Steps vs Iteration in Training

I’m a little confused about the difference between steps and iterations.

I’m training a large model on a big dataset, and I want to arbitrarily define an epoch as training on 2048 batches. This will allow me to get frequent checkpoints that I can test.

I wrote this code to achieve that:

checkpoint_callback = pl.callbacks.ModelCheckpoint(

trainer = pl.Trainer(limit_train_batches=2048,  
                     precision=16), train_dataloaders=train_loader.loader, val_dataloaders=val_loader.loader)

The dataloader uses a batch size of 768, so 2048 * 768 ~= 1.5M images. I estimated this would take 3 hours to train 1 epoch.

However, the progress bar was counting iterations and the epoch went on for a very long time (~9 hours). In the end it completed 23871 iterations before ending the epoch. The next epoch had a different number of iterations (31K)!

When I view the checkpoint the filename says steps=2048. But I can’t see any logical pattern between steps and iterations.
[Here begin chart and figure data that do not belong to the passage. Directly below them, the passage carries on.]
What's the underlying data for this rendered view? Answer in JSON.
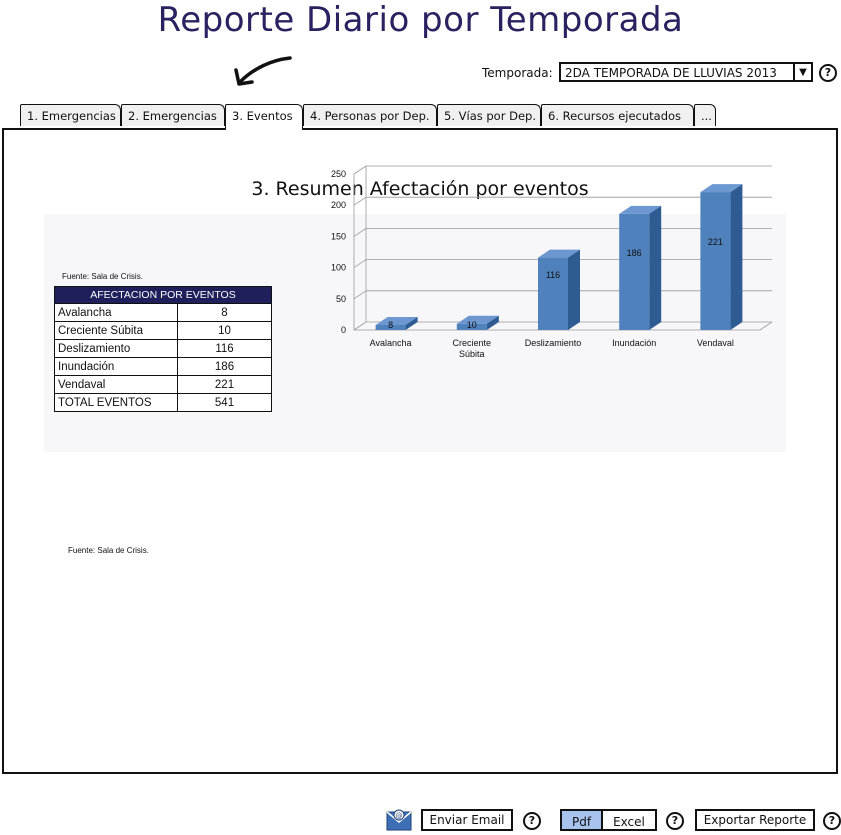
{
  "header": {
    "title": "Reporte Diario por Temporada"
  },
  "season": {
    "label": "Temporada:",
    "value": "2DA TEMPORADA DE LLUVIAS 2013"
  },
  "tabs": [
    {
      "label": "1. Emergencias"
    },
    {
      "label": "2. Emergencias"
    },
    {
      "label": "3. Eventos"
    },
    {
      "label": "4. Personas por Dep."
    },
    {
      "label": "5. Vías por Dep."
    },
    {
      "label": "6. Recursos ejecutados"
    },
    {
      "label": "..."
    }
  ],
  "panel": {
    "title": "3. Resumen Afectación por eventos"
  },
  "table": {
    "source_top": "Fuente: Sala de Crisis.",
    "header": "AFECTACION POR EVENTOS",
    "rows": [
      {
        "name": "Avalancha",
        "value": "8"
      },
      {
        "name": "Creciente Súbita",
        "value": "10"
      },
      {
        "name": "Deslizamiento",
        "value": "116"
      },
      {
        "name": "Inundación",
        "value": "186"
      },
      {
        "name": "Vendaval",
        "value": "221"
      },
      {
        "name": "TOTAL EVENTOS",
        "value": "541"
      }
    ],
    "source_bottom": "Fuente: Sala de Crisis."
  },
  "chart_data": {
    "type": "bar",
    "categories": [
      "Avalancha",
      "Creciente Súbita",
      "Deslizamiento",
      "Inundación",
      "Vendaval"
    ],
    "values": [
      8,
      10,
      116,
      186,
      221
    ],
    "ylim": [
      0,
      250
    ],
    "yticks": [
      0,
      50,
      100,
      150,
      200,
      250
    ],
    "title": "",
    "xlabel": "",
    "ylabel": "",
    "grid": true,
    "bar_color": "#4f81bd"
  },
  "footer": {
    "email_label": "Enviar Email",
    "pdf_label": "Pdf",
    "excel_label": "Excel",
    "export_label": "Exportar Reporte",
    "help_glyph": "?"
  }
}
If someone could explain the difference and why I’m seeing this behaviour I would be really grateful.

In case anyone comes across this the issue appeared to be that there was no limit_val_batches passed to the trainer, and our validation dataset was huge.

Our code spent more time evaluating than training.

Once I added limit_val_batches=64 then the steps issue was resolved.